Oschner has labeled this new instrument a Cosmic Ray Neutron Rover. The Rover uses cosmic ray technology first developed by Marek Zreda, hydrology and water resources professor at the University of Arizona, who created a network of stationary probes around the country called the COsmic-ray Soil Moisture Observing System.
"The Rover uses cosmic rays as a way of inferring soil moisture over a large area by counting neutrons above the ground," Ochsner said. "High energy cosmic rays are constantly coming in at the top of our atmosphere. These are mostly high-speed protons, and they collide with atoms and molecules in our atmosphere and eject neutrons, which travel at a very high rate of speed. Those continue down through the atmosphere and then start to interact with molecules near the land surface."

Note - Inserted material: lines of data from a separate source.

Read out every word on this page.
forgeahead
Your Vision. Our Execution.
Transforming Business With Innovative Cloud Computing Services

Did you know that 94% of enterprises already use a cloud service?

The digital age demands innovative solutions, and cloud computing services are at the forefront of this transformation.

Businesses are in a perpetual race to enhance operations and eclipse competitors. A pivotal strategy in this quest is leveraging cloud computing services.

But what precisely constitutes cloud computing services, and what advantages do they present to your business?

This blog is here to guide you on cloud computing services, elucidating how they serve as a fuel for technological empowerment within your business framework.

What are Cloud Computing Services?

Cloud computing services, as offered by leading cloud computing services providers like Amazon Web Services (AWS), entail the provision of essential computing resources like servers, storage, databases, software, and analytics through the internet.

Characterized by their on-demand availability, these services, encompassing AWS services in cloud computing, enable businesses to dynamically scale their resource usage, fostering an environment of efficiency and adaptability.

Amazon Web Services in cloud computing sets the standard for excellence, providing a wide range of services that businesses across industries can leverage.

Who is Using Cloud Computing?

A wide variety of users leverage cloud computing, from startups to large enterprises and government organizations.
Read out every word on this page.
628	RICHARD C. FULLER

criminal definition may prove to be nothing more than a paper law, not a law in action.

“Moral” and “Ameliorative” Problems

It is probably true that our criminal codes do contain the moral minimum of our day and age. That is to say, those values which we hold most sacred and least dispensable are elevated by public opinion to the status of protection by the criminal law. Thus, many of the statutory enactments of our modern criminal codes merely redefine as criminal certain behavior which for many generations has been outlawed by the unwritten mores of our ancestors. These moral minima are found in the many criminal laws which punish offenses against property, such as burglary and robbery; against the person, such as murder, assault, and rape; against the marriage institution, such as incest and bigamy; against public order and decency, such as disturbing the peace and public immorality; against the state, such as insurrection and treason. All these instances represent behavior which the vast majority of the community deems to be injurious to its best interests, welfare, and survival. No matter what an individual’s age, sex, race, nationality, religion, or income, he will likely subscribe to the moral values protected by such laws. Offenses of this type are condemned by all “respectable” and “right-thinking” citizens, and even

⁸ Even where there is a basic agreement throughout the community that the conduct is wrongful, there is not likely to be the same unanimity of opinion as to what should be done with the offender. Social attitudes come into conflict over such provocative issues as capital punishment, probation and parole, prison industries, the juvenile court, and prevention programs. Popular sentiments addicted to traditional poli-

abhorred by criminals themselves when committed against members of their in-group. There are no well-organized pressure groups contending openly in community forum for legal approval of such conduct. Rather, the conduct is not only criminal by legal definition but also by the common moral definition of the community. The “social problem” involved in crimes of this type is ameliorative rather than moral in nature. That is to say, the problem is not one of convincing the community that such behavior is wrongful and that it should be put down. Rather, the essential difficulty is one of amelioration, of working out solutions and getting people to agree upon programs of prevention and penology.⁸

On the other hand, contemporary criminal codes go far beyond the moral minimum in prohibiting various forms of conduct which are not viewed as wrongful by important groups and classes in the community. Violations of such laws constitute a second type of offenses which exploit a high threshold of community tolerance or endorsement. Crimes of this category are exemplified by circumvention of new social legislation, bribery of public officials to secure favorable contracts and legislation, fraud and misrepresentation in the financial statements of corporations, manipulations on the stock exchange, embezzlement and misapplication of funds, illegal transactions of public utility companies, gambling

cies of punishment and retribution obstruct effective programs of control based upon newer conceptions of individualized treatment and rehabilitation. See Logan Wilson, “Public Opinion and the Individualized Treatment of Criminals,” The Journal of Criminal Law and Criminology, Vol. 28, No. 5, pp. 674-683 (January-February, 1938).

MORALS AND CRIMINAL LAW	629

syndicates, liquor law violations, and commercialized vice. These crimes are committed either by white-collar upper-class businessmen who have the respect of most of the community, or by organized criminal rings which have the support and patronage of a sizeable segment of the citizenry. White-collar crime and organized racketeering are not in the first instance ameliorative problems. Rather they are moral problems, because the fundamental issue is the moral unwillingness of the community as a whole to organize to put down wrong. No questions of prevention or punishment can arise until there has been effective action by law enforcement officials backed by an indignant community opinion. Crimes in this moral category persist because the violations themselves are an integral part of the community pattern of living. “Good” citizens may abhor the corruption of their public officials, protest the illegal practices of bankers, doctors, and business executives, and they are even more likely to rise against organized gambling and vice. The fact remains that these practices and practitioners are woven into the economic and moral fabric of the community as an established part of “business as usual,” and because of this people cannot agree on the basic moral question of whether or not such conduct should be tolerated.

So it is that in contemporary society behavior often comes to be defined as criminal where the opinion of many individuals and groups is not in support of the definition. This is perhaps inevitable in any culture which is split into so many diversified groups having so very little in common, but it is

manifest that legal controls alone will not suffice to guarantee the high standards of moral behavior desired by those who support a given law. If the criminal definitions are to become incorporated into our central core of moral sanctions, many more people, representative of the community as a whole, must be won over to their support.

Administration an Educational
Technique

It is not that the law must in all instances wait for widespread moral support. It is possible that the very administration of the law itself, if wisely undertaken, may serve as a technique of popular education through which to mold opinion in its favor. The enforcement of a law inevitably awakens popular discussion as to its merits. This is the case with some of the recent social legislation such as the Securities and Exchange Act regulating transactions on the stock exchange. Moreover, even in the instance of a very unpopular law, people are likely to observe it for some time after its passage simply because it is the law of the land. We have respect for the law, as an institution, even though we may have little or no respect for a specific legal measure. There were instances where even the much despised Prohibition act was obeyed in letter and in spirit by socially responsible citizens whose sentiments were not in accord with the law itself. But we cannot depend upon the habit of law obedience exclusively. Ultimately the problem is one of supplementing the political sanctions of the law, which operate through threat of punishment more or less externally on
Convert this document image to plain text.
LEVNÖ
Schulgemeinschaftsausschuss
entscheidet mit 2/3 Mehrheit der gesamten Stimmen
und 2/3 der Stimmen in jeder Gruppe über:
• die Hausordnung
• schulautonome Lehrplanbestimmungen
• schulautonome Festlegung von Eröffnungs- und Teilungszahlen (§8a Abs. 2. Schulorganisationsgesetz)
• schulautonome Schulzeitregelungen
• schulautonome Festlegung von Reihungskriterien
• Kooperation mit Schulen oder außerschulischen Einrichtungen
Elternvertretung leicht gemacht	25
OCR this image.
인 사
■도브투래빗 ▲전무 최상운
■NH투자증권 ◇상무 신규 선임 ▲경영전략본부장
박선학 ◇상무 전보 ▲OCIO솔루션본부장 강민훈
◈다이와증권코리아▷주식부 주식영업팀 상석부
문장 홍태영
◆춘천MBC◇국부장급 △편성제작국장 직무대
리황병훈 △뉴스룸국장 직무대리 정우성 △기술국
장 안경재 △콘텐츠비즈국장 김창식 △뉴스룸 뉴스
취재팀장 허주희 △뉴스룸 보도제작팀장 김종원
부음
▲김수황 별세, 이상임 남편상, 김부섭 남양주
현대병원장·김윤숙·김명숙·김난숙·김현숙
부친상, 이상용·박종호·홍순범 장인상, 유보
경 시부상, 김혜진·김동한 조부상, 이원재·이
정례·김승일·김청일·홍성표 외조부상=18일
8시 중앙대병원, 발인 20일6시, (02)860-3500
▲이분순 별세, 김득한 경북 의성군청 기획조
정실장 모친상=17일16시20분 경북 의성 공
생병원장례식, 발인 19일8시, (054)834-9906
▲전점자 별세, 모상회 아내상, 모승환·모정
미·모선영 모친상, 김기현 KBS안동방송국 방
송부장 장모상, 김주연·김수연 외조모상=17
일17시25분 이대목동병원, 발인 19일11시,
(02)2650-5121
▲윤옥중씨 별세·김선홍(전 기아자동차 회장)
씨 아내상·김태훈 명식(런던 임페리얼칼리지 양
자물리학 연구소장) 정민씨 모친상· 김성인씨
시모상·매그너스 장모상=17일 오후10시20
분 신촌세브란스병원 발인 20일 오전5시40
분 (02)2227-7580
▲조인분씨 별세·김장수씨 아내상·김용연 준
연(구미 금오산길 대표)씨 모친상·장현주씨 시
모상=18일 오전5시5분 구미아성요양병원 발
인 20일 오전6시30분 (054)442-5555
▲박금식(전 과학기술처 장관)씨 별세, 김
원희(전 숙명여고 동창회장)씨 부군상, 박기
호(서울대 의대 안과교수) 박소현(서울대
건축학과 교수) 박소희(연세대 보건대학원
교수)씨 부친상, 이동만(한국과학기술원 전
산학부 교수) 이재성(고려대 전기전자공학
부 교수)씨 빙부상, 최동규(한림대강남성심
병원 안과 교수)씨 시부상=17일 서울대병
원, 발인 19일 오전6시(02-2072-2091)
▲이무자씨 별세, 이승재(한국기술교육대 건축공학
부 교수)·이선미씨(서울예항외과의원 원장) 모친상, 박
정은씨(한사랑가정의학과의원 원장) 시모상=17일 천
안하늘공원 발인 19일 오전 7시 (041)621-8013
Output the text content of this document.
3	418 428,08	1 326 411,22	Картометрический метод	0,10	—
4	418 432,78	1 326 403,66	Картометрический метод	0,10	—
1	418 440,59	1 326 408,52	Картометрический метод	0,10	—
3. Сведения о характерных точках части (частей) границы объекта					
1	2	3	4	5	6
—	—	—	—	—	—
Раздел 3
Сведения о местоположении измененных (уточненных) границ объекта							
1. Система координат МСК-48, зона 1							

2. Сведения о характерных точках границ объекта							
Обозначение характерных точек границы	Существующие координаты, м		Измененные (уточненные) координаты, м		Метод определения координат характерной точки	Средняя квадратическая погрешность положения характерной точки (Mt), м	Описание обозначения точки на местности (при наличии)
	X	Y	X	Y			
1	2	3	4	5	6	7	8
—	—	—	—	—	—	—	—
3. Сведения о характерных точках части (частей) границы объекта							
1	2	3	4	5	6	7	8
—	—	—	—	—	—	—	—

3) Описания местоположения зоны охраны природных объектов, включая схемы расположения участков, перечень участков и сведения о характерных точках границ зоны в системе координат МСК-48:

Most notably, these fast neutrons begin to interact with hydrogen molecules.
"Hydrogen has an atomic mass unit of one and the neutron has an atomic mass unit of one," he said. "When they hit each other, the neutron loses a lot of its speed because it's the same weight, so hydrogen is really effective at slowing those neutrons down. The fewer fast neutrons, the more hydrogen we have near the surface of the earth, mainly in the form of soil moisture."
Funded by National Science Foundation's Experimental Program for Stimulating Competitive Research program, the Rover currently being tested at OSU is a larger version of the COSMOS instrument that can detect more neutrons in a short amount of time, according to Ochsner.
"Because the Rover is portable, we can put this large neutron counter in a vehicle, drive down the gravel roads, and sense the soil moisture in fields around us, so we can start to make detailed soil moisture maps," said Ochsner. "There are probably only five or six of these rovers in use today. There aren't many of these built with this purpose in mind."
Ochsner said the goal of this research is to learn what major factors control soil moisture variability from one location to another.
"We can feed this detailed soil moisture information into a decision support or modeling framework," he said. "Within this framework, we can make more accurate predictions about potential floods and wildfires."
This research also could potentially benefit ranchers who can adapt their stocking rate so they do not overgraze.
"That's an application that we hope to develop," Ochsner said.
Currently, the OSU research team is focused on documenting the calibration and validation procedures for the Rover that will help establish precise instructions for its use, which they could then teach to other researchers across the state to expand these detailed soil moisture maps.
"The Rover will be infrastructure to be shared among other researchers in Oklahoma," Ochsner said. "By the end of the project, we hope this is a resource that is developed for other people to use."